An issue was found by an auditor that could allow a dishonest person controlling a node (the computer processing the transactions) to access other users' funds. This issue arises from a specific part of the process called the DepositEvent. During the first deposit of Ethereum (ETH) into the DepositContract, certain details, like the WithdrawCredentials and public key, are set and can't be changed later.
Here's where the problem can occur. If the dishonest person jumps in and executes the deposit function before the LSD protocol does, they can input their own WithdrawCredentials. Even if they only send a tiny amount of ETH (like 1 ETH), their credentials will remain in effect for the main transaction, which involves 33 ETH. This means that these funds will be sent to the dishonest person's address, affecting 32 other users. Interestingly, this vulnerability was first noticed back in 2019.
There are also penalties, called "slashing penalties," for any validator (the person validating the transactions) who breaks the consensus rules. The least penalty is 1/32 of the balance of the offending validator. If more than one validator breaks the rules, the penalty depends on the number of offenses within 4096 blocks of transactions (also known as "epochs") since the first violation. These penalties are important because they encourage people to follow the rules.

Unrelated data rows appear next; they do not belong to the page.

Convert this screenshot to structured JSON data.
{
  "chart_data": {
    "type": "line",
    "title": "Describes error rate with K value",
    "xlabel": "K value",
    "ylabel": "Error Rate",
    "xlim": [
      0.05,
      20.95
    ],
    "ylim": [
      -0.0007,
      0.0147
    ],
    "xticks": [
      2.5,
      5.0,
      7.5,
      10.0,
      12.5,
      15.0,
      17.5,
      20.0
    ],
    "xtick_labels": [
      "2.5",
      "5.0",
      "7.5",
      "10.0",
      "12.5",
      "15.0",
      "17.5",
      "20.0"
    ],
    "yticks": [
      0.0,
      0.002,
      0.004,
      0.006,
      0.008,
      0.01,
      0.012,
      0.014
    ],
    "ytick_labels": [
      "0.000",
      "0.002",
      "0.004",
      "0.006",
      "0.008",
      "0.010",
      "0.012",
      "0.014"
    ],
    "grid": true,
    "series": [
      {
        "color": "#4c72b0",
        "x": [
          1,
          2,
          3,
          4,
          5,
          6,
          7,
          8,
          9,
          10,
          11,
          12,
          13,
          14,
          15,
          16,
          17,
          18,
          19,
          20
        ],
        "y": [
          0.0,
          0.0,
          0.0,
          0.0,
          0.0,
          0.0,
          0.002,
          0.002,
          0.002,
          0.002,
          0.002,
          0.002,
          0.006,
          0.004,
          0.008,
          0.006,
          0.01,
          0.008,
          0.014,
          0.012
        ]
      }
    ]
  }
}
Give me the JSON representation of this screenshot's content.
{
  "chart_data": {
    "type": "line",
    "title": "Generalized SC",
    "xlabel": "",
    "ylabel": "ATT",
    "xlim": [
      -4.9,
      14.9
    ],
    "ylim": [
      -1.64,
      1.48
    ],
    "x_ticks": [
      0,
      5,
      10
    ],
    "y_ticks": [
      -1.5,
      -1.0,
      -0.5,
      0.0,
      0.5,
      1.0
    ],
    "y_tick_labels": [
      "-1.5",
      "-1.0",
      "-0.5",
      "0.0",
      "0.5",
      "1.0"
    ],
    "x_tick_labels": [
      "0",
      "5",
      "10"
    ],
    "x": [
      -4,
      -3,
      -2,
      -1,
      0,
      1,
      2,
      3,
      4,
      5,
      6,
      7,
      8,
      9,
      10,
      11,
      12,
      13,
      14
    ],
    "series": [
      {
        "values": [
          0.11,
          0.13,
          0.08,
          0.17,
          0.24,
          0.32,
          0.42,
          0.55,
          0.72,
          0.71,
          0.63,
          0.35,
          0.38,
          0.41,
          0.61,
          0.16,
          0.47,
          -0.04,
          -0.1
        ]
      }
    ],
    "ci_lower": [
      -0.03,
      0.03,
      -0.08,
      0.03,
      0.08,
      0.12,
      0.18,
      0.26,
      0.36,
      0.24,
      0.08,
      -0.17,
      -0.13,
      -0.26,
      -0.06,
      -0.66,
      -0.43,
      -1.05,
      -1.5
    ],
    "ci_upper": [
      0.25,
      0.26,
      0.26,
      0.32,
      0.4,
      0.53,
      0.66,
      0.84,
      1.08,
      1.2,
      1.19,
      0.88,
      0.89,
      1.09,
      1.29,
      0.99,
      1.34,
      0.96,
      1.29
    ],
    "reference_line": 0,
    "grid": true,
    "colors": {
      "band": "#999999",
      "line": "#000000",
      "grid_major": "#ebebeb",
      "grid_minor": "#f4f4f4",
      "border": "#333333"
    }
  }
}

But these slashing penalties can lead to another problem. An auditor found that if the number of ETH falls due to these penalties, frxETH, a kind of synthetic ETH, could become worth less than real ETH. This is a big issue because synthetic and real ETH are supposed to be worth the same.

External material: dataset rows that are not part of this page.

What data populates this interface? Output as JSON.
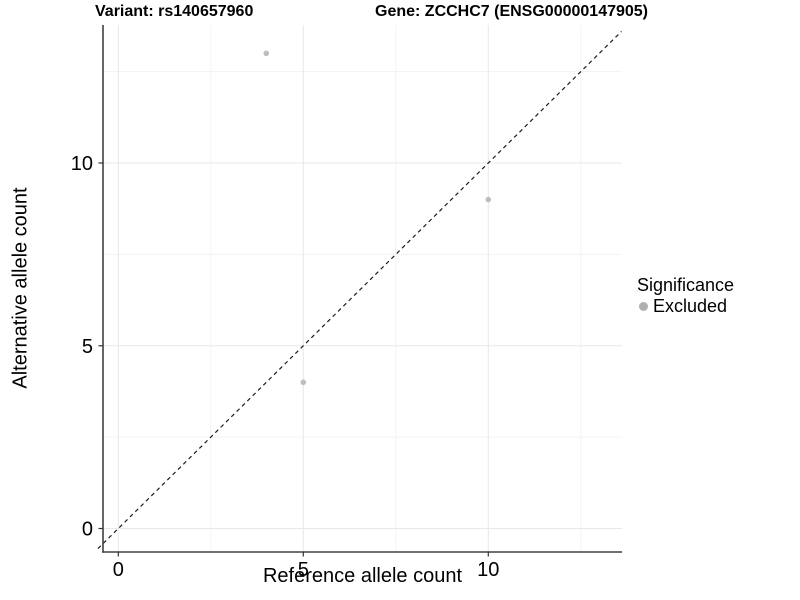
{
  "header": {
    "variant_title": "Variant: rs140657960",
    "gene_title": "Gene: ZCCHC7 (ENSG00000147905)"
  },
  "chart_data": {
    "type": "scatter",
    "title": "Variant: rs140657960 — Gene: ZCCHC7 (ENSG00000147905)",
    "xlabel": "Reference allele count",
    "ylabel": "Alternative allele count",
    "xlim": [
      -0.55,
      13.6
    ],
    "ylim": [
      -0.65,
      13.8
    ],
    "x_ticks": [
      0,
      5,
      10
    ],
    "y_ticks": [
      0,
      5,
      10
    ],
    "x_minor_ticks": [
      2.5,
      7.5,
      12.5
    ],
    "y_minor_ticks": [
      2.5,
      7.5,
      12.5
    ],
    "grid": true,
    "legend_position": "right",
    "series": [
      {
        "name": "Excluded",
        "color": "#bebebe",
        "points": [
          {
            "x": 4,
            "y": 13
          },
          {
            "x": 5,
            "y": 4
          },
          {
            "x": 10,
            "y": 9
          }
        ]
      }
    ],
    "reference_line": {
      "equation": "y = x",
      "style": "dashed",
      "color": "#1c1c1c",
      "x_range": [
        -0.55,
        13.6
      ]
    },
    "legend": {
      "title": "Significance",
      "items": [
        {
          "label": "Excluded",
          "color": "#b0b0b0"
        }
      ]
    },
    "style": {
      "grid_major_color": "#e8e8e8",
      "grid_minor_color": "#f3f3f3",
      "axis_line_color": "#404040",
      "tick_color": "#333333",
      "point_radius": 2.8
    }
  }
}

Finally, another vulnerability related to the potential centralization of power was identified. With the FRAX contract, the owner could add or remove validators, assign the Minter role for creating frxETH, and more. Because there's so much value in LSD protocols, it's important to make sure that one address doesn't have the power to control everything.
In conclusion, understanding these vulnerabilities and working towards solving them is vital for anyone involved in cryptocurrency. They provide a key example of why vigilance, transparency, and knowledge-sharing are the cornerstones of a strong, resilient, and trusted cryptocurrency ecosystem.